Electromagnetic radiation pollution has become more serious in our daily life. The portable, flexible materials with an ultrahigh electromagnetic interference shielding effectiveness (EMI SE) are highly desirable to meet the needs of different applications. In this study, such a material was prepared by combining cellulose paper substrate with an effective electroless plating, which involved successive steps of 3-aminopropyltriethoxysilane (APTES) modification, PdCl₂ activation and nickel coating deposition. The interaction mechanism among cellulose paper, APTES and PdCl₂ was researched by FTIR and XPS measurements. According to SEM and XRD analyses, the nickel particles, with an average grain size of 14.742 nm, were densely deposited on the surface of cellulose paper, which formed excellent conductive paths. The electrical conductivity and EMI SE increased with an increase in plating time. When the plating time was 60 min, the sheet resistance was 97.1 mΩ/sq, and the EMI SE reached 44.1 dB in a frequency range of 8.2–12.4 GHz. The deposited Ni coating improved the self-cleaning and corrosion resistance properties of the cellulose paper. This work provides a sustainable, multifunctional, flexible cellulose paper-based shielding material that can achieve large-scale production.

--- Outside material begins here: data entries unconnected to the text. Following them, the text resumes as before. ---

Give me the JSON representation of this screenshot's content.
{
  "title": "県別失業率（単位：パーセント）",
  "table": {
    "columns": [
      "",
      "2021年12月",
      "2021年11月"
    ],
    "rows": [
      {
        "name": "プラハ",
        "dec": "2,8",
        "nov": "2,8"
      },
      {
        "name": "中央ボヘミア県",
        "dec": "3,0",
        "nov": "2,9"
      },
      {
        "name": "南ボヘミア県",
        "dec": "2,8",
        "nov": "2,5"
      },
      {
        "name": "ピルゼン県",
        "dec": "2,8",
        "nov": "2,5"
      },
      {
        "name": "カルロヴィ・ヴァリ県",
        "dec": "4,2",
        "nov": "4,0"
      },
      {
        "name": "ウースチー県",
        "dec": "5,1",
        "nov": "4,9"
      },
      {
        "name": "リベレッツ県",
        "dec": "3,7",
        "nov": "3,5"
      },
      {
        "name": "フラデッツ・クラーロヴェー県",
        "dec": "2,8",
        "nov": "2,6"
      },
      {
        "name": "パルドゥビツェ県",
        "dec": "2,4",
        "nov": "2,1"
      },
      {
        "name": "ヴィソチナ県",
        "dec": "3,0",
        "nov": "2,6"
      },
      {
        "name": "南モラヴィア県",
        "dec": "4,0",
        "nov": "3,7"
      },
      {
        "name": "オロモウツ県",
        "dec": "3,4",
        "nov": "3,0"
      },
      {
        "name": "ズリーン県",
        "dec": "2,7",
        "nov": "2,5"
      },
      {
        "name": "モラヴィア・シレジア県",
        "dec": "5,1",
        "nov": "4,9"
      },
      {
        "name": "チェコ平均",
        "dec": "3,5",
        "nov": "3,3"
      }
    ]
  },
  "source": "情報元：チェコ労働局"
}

电磁辐射污染在我们的日常生活中变得越来越严重。具有超高电磁干扰屏蔽效率 (EMI SE) 的便携式柔性材料非常适合满足不同应用的需求。在这项研究中，这种材料是通过将纤维素纸基材与有效的化学镀相结合来制备的，其中包括 3-氨基丙基三乙氧基硅烷 (APTES) 改性、PdCl ₂活化和镍涂层沉积的连续步骤。纤维素纸、APTES和PdCl ₂的相互作用机制通过 FTIR 和 XPS 测量进行研究。根据 SEM 和 XRD 分析，平均粒径为 14.742 nm 的镍颗粒密集沉积在纤维素纸表面，形成了良好的导电路径。电导率和 EMI SE 随着电镀时间的增加而增加。当电镀时间为 60 分钟时，薄层电阻为 97.1 mΩ/sq，EMI SE 在 8.2–12.4 GHz 频率范围内达到 44.1 dB。沉积的镍涂层提高了纤维素纸的自清洁和耐腐蚀性能。这项工作提供了一种可持续的、多功能的、柔性的纤维素纸基屏蔽材料，可以实现大规模生产。